Gideon’s fingers tightened on her shoulder. “It’s a lousy bargain, Hannah. I know. The price is very high.”
“It has its compensations. My aunt was happy with her choice.”
“You’ll never known for certain. You said yourself you didn’t know her that well. No one did.”
Hannah’s mouth curved. “That’s the paradox, isn’t it? You can’t know well someone who has chosen that kind of path in life. I guess we can’t argue the matter. Neither of us can prove anything one way or the other. But I think, on the whole, she was satisfied with her choice.”
“I wasn’t satisfied with my choice,” he pointed out roughly. “I told myself I was, but you knew the minute you met me that I was lying through my teeth.”

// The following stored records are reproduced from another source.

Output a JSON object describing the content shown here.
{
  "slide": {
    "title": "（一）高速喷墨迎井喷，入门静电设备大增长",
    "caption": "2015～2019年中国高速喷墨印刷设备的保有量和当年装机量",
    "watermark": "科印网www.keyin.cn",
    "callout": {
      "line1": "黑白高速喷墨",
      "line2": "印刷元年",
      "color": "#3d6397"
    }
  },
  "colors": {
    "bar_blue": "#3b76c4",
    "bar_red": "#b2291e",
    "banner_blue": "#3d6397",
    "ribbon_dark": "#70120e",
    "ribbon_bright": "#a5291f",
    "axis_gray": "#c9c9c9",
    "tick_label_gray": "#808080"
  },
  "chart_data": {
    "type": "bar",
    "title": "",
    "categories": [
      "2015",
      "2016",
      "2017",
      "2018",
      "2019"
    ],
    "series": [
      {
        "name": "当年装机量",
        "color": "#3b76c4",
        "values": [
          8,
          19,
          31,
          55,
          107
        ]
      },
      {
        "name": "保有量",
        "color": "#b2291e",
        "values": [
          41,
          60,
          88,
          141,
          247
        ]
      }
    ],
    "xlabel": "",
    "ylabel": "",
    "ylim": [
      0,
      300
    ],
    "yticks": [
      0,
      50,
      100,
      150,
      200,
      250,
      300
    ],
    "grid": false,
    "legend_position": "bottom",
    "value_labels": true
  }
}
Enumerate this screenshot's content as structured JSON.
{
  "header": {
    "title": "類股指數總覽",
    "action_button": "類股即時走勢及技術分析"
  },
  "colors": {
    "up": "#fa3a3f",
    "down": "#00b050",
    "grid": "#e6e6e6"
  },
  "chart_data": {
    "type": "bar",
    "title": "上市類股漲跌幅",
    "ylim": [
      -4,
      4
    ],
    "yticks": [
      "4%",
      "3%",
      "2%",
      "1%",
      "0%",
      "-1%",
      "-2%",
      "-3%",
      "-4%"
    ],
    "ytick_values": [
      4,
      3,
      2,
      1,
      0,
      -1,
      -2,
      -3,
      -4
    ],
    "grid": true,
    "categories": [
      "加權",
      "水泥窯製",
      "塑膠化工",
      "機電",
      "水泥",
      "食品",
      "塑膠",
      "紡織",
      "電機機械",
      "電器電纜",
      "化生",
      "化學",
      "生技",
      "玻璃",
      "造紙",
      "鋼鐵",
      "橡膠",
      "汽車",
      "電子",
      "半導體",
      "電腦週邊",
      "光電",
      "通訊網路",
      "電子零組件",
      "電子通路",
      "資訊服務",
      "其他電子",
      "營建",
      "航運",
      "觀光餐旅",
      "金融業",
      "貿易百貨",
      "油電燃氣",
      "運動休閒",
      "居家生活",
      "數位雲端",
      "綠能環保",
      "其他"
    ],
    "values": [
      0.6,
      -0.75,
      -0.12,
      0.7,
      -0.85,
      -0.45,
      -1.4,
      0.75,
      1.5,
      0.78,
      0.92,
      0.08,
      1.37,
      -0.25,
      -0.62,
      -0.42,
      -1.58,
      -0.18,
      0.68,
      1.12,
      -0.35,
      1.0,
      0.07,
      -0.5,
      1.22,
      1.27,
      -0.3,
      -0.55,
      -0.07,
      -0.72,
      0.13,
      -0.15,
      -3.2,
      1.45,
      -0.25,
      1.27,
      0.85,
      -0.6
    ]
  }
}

“You probably weren’t satisfied because you didn’t willingly choose your route to isolation and power. It was more or less forced on you. You were a successful man nine years ago, a reasonably ambitious man who had the skill and the talent to take most of what he needed and wanted in life. But you hadn’t closed off the rest of the world. You had that father-son relationship with Ballantine, for one thing. It was important to you. You also had your interest in map collecting. You got married. Then Ballantine betrayed you and all at once you only wanted one thing. Your focus became very narrow, very fierce. You wanted revenge, and to get that you had to have more than your natural share of power. That’s when you made your bargain with the sorceress.”
“There is no sorceress, Hannah. There are only choices. We all have to make them. That’s what you were doing down on Santa Inez, was
n’t it? Making a choice between me and…and something else that could have been yours. Something that would have made you into a woman like your aunt. If you had chosen that other path you would have left me behind and never looked back. That’s why I’ve been going out of my head here in Vegas. I knew there wasn’t going to be much I could do to keep you from becoming an Amazon. And I also knew that Amazons don’t need men like me.”
“Just as you haven’t really needed any one woman for the past few years,” Hannah said with a touch of wistfulness. “There’s something to be said for not needing anyone else, for being entirely self sufficient. The sky’s the limit, then. There’s a certain kind of freedom in that, Gideon.”
“There’s a certain kind of hell in that.”
“Do you think you’ve really changed?” she asked.
“You’re the one with the good people instincts. You tell me.” He leaned over to kiss her lightly, his mouth warm and lingering. But his eyes didn’t lose their intensity.
“Sometimes it’s hard to be sure about someone when you’re too close. It’s tough to be objective,” Hannah whispered. “From the beginning I could see a part of you very clearly. But there were other sides of you that were always hidden.”
“Maybe that’s because I didn’t understand them myself. Or because I learned to hide them a long time ago.”
“Maybe. The point is, I couldn’t be sure what the hidden part of you really meant. I didn’t know how strong it was or even what influence it would have over you. When we first went to Santa Inez together I thought you might be capable of changing.”
“So you decided to take the risk of allowing me to become your lover. Then you got scared, didn’t you?”
“I was not frightened,” she said indignantly. “I merely came to the conclusion that I’d been deluding myself. You were never going to soften and as long as I was around you, I would be playing the unrewarding game of hitting my head against a stone wall. Besides, at that point I’d gotten into my aunt’s journals and I’d found the necklace. I was beginning to see that there were other possibilities in life.”